Conversely, membership of the EU is not necessary for membership of the convention so countries such as Turkey and Russia are signatories, with Belarus being the only country in Europe which is not a member.

The convention does not set the law in any of the 47 signatory countries.

All it can do is make the judgement that something is “incompatible” and hope the offending country will change its policies to fit the spirit of the ECHR.

COSTLY

THE problem is that bringing a human rights case directly to ECHR courts is both lengthy and costly – so much so that Labour’s manifesto in the 1997 general election pledged to incorporate the convention into domestic law to enable people to argue for their rights in British courts.

Winning the election, the Labour Party actually held good to that part of their manifesto and brought in the act which became law in 2000.

It covers all the rights included in the European Convention including the right to life, the right not to be tortured or subjected to inhumane treatment, the right not to be held as a slave, the right to liberty and security, the right to a fair trial, the right not be retrospectively convicted for a crime, the right to a private and family life, the right to freedom of thought, conscience and religion, the right to freedom of expression, the right to freedom of assembly and association, the right to marriage, the right to an effective remedy, the right not to be discriminated against, the right to the peaceful enjoyment of one’s property, and the right to an education.

The Act also imposes a duty upon governments to provide free and fair elections.It all sounds laudable but the Tories want to scrap it and “break the link between British courts and the European Court of Human Rights".

This would mean that people wanting to bring human rights cases under the convention would again have to go to Strasbourg despite all the delays and costs involved.

At the moment, all public bodies such as the police, hospitals, schools and local governments have to comply with the ECHR.

It is not clear what would happen if the Act is abolished.

Even if anyone did manage to win a case in the ECHR courts, the current government has threatened to ignore it and join Belarus - a country regularly criticised by the likes of Human Rights Watch - by refusing to be part of the convention if decisions do not suit them.

CONCERN

CIVIL liberty advocates have expressed concern that the proposed changes would “erode the right to life, the right to privacy, the right to a fair trial, the right to protest and the right to freedom from torture and discrimination”.

Cases where the Act has been used effectively in the UK include a landmark case in 2000 when the army was found to have violated the rights of two British servicemen by dismissing them for being gay.

This led to a change in UK law to allow gay members of the armed forces to be open about their sexuality.

The Act has also been used to keep elderly couples together in the same care home and to house women and children trying to escape domestic violence.

Another notable case was Campbell versus Mirror Group Newspapers Ltd in 2004, when supermodel Naomi Campbell successfully asserted her right to privacy under the Act.

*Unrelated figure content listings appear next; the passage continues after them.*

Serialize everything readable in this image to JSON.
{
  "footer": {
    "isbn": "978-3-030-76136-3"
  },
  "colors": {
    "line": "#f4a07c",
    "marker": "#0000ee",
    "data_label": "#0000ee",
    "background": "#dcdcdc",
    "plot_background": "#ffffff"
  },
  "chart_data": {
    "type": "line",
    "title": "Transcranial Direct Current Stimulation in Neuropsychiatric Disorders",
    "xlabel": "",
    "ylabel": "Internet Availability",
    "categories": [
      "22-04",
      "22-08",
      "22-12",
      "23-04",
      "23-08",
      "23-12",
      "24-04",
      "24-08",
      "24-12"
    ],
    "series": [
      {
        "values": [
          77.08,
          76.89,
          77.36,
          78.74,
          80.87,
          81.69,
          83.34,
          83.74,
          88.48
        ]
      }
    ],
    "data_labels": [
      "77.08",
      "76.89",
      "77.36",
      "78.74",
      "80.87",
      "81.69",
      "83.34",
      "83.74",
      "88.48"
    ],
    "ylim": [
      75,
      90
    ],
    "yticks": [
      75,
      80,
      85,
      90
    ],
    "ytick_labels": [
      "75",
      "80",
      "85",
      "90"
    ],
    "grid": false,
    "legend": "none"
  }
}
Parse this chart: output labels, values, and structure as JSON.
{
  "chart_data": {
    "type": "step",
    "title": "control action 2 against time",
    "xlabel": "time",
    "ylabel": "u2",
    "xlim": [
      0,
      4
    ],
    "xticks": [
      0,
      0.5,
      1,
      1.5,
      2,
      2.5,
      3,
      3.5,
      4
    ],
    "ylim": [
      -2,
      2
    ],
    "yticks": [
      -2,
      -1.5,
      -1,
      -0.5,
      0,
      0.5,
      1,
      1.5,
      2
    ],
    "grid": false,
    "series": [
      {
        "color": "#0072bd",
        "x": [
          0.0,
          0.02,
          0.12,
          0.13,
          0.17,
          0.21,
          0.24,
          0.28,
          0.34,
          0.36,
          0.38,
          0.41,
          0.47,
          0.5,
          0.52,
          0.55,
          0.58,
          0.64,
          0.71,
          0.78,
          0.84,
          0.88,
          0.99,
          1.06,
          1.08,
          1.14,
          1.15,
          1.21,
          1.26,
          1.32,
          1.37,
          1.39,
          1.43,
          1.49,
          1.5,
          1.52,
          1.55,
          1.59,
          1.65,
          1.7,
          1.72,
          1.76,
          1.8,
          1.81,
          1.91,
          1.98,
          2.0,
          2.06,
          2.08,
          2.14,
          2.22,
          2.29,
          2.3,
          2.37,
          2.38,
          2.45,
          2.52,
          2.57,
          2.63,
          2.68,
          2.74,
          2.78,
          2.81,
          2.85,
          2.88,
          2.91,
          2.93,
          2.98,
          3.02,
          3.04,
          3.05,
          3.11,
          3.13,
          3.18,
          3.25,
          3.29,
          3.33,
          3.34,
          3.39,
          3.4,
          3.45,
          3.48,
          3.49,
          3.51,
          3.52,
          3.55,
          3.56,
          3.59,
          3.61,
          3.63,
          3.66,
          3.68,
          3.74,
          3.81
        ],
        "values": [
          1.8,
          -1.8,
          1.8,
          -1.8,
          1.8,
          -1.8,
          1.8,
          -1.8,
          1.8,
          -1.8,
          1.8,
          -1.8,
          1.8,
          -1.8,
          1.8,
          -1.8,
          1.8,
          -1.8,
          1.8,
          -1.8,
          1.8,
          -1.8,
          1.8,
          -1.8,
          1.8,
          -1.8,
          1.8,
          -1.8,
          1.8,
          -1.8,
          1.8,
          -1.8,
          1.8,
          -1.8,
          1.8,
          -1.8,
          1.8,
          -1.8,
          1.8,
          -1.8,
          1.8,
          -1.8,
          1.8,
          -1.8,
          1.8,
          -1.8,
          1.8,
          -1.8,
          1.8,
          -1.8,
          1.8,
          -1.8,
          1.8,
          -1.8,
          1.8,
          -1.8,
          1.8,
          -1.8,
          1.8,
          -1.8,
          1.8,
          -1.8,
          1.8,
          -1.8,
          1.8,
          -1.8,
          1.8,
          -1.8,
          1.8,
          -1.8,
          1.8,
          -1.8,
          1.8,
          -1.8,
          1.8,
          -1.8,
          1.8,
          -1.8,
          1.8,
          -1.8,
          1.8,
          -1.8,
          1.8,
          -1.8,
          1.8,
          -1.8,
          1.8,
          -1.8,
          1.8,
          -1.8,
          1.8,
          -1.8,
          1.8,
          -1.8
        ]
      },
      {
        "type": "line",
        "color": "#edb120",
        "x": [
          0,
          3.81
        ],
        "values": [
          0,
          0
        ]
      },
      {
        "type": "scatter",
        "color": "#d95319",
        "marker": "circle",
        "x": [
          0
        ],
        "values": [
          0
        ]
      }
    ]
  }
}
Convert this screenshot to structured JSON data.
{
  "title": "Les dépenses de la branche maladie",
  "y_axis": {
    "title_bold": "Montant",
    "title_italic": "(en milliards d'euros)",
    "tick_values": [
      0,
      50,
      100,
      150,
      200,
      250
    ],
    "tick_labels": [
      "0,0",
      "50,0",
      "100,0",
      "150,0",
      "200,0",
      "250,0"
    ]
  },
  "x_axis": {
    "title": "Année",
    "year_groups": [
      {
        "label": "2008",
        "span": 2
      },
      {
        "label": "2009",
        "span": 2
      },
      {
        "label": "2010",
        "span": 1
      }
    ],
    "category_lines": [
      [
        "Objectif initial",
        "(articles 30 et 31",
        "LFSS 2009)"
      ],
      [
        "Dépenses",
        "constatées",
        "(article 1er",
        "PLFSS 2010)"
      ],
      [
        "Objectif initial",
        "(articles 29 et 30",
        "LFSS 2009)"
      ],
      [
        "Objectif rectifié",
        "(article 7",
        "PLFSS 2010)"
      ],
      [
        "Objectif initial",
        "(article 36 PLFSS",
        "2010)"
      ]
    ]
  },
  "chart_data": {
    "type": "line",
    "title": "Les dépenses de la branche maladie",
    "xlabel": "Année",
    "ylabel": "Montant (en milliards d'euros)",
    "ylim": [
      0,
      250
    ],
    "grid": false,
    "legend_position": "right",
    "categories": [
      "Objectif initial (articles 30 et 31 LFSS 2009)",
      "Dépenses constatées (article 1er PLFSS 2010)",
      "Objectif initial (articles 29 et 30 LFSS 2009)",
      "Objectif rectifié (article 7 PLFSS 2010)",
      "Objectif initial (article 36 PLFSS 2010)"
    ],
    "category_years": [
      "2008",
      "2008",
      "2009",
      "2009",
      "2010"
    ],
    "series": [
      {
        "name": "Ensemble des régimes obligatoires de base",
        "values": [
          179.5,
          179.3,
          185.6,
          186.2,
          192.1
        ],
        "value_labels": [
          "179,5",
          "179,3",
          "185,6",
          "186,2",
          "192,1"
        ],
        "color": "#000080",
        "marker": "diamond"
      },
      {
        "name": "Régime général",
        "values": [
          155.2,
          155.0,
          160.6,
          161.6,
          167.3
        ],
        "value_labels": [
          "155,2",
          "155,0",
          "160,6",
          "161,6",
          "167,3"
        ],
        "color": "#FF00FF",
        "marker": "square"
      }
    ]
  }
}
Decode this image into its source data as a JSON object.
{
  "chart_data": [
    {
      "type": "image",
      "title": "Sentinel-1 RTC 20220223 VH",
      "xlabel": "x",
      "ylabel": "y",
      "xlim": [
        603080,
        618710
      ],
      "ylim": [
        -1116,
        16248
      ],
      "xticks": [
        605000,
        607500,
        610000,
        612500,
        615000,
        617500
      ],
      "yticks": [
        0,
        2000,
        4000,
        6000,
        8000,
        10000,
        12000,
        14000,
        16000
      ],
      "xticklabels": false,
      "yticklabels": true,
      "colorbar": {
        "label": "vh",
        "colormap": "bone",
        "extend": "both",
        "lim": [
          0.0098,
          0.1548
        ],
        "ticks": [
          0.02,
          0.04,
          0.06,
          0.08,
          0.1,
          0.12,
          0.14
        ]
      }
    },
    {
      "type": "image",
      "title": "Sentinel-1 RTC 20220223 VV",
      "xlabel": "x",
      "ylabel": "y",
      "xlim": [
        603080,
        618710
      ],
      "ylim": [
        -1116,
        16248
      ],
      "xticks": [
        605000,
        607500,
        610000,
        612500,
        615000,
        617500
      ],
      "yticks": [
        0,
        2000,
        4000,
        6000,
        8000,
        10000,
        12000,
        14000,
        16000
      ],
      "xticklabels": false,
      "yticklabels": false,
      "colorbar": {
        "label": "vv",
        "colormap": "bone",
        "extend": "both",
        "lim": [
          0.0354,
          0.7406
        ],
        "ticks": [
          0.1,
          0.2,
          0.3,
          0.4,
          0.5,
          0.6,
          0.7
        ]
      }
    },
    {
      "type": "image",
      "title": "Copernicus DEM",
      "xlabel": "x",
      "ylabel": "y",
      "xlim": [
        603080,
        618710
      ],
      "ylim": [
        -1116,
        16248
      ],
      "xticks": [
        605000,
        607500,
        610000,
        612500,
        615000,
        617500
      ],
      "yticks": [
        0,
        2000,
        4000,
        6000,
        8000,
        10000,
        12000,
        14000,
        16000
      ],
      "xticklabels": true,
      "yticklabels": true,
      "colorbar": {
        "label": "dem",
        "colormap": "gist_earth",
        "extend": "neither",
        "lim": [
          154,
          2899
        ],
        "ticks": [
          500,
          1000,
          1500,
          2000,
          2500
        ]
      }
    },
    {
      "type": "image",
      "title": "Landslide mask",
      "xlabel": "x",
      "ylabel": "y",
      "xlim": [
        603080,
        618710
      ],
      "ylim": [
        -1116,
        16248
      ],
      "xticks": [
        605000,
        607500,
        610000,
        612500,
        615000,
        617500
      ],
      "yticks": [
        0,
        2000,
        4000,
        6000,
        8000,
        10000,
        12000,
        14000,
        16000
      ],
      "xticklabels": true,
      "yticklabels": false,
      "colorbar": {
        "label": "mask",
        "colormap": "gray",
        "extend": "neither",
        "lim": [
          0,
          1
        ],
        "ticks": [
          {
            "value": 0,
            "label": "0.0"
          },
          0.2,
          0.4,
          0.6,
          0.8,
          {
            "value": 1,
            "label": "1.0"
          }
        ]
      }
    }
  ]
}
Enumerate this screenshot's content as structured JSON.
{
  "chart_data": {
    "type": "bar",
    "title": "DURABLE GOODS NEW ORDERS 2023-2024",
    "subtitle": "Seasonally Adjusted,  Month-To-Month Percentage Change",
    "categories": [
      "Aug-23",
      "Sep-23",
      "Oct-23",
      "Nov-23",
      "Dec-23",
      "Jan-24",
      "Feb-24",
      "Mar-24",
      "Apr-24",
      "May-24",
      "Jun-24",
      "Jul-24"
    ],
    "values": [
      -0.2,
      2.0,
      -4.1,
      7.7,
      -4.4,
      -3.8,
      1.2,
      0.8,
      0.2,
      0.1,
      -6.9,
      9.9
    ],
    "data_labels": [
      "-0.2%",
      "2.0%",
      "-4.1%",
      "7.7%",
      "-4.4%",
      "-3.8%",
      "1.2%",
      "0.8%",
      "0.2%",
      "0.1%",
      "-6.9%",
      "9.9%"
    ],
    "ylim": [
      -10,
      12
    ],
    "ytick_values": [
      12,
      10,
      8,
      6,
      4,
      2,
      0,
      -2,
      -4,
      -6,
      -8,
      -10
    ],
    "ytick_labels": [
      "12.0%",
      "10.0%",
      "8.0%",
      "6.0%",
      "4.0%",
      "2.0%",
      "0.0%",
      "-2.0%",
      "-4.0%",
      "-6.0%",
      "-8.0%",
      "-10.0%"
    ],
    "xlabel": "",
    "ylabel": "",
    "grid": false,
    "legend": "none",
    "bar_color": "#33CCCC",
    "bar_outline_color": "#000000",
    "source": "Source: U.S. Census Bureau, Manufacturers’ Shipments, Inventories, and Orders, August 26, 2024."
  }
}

Controversial to this day is the case of Venables and Thompson versus News Group Newspapers in 2001.

This was when the James Bulger murder case tested whether the rights of Venables and Thomson, the convicted killers of Bulger, applied when four newspapers sought to publish their new identities and whereabouts.

The judge, Dame Elizabeth Butler-Sloss, granted permanent global injunctions ordering that the material not be published because of the disastrous consequences such disclosure might have for the former convicts.

It was held that the claimants were uniquely notorious and at risk of serious physical harm and that they would continue to be at risk in future.